14 May 2005 till 14 August 2005

Toon Verhoef

Persbeeld tentoonstelling Ton Verhoef

This summer, the Gemeentemuseum is giving Dutch artist Toon Verhoef (b. Voorburg, 1946) free run of the Projects Gallery. He will use the space for an installation involving nine recent paintings of monumental proportions.

The Projects Gallery is a space which the museum makes available to individual artists to exhibit their work without the intervention of a curator. On this occasion, Toon Verhoef is choosing to show selected paintings in a way that is at odds with tradition and with usual museum practice. He has decided to deny them the space that their large size and visual impact normally demand. For the first time ever, he is choosing to overload visitors with visual images by turning his paintings into an installation. As an experiment, Verhoef will position the nine canvases – each measuring an identical 250 by 190 cm – as closely together as possible, so that they will interact with each other within the masterful architectural setting created by Berlage. The nine canvases selected by Verhoef cannot be regarded as a series, but are certainly related. All of them are recent works produced in the last three years. In addition to their large format, the complex layering, physical structure and transparency of the paintings are typical of the artist’s work. Forms, colours, symbols, lines, structures and textures form a transparent overlapping collage and offer a complex window which commands the viewer’s genuine attention. Verhoef’s artistic intentions are as complex as the world he creates within his paintings. On the one hand, he wants his canvases to be seen for what they are: they contain no trace of anything figurative or anecdotal. On the other, he ensures that his pictures only gradually reveal themselves to the viewer. As a result, his work is impossible to take in at a glance.
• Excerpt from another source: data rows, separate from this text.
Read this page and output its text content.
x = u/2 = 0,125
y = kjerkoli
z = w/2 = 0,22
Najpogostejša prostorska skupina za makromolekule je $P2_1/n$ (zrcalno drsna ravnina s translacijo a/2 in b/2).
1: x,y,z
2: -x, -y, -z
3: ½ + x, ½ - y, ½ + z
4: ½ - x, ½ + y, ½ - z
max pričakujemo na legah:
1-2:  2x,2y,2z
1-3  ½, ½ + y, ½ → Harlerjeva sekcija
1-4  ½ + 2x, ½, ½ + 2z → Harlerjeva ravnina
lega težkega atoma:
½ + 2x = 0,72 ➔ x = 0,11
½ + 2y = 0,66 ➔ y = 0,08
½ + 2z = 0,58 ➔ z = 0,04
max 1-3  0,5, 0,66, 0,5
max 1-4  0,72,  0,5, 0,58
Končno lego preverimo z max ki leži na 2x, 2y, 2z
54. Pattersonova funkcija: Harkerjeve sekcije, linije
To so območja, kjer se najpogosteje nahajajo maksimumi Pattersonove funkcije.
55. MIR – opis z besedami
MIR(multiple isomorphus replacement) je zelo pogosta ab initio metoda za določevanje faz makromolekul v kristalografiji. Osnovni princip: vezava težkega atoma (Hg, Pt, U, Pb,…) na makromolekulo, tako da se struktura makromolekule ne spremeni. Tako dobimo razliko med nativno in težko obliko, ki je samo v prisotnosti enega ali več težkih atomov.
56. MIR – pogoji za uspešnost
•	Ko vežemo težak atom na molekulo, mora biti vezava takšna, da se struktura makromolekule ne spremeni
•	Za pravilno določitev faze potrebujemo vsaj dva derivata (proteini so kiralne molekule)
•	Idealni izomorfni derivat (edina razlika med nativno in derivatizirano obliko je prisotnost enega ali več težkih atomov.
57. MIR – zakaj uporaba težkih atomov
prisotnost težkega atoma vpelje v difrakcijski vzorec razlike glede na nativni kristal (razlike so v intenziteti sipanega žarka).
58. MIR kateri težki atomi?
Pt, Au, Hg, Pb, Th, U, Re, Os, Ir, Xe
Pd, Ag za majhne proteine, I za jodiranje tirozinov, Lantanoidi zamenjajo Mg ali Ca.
On the contrary, its transparency, layering and multiplicity of forms confuse the eye and lead it gradually on from one discovery to another.

Eventually, you may actually find yourself wondering where the painting itself has gone. Paradoxically, even though you can clearly see how it was made, the painting becomes a visual phenomenon in its own right: its material reality fades away and the picture becomes a world in itself, making you forget the role of the artist in its creation.